Non-algebraic holomorphic maps between algebraic curves
The title and the body of the question seem to ask two different things. Let me give an answer to the second one. Since you are not asking that the compactification of $U$ is smooth, we can build up an example as follows.
Let $\bar{U}$ be a curve with one cusp $p$ such that its normalization is a projective genus $2$ curve $V$, and let $\nu \colon V \to \bar{U}$ be the normalization map. If $U=\bar{U} - \{p\}$ is the smooth locus of $\bar{U}$ and $q=\nu^{-1}(p)$, the restriction $\nu \colon V-\{q\} \to U$ is an isomorphism, and so is $\nu^{-1} \colon U \to V-\{q\}$.
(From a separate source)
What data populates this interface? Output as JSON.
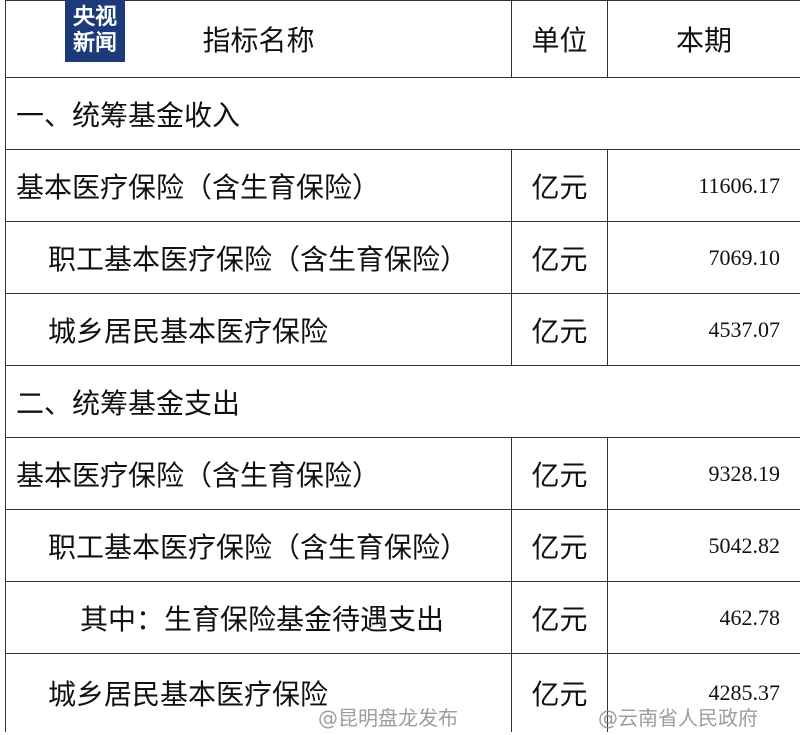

Composing with the inclusion $V-\{q\} \to V$, we get a smooth algebraic map $U \to V$, whose image is $V - \{q\}$. This cannot be extended to a holomorphic map $\bar{U} \to V$, since $\bar{U}$ and $V$ are not biholomorphic.
Just turning my comments into an answer:
Following the OP, let $V$ be a smooth projective connected curve with negative Euler characteristic (i.e., genus at least two) over $\mathbb{C}$. Then $V$ is hyperbolic in the sense that Kobayashi's pseudometric is a metric. In particular, by a theorem of Kwack, it is "Borel hyperbolic", i.e., for every reduced finite type scheme $S$ over $\mathbb{C}$, every holomorphic map $S^{an}\to V^{an}$ is algebraic.
This implies that the answer to the OP's question is no. Indeed, let $\varphi:U^{an}\to V^{an}$ be a non-constant holomorphic map with $U$ a smooth curve. Then there is a morphism of varieties $f:U\to V$ such that $f^{an} = \varphi$. Such a morphism extends to a morphism $\overline{U}\to V$ by the valuative criterion for properness.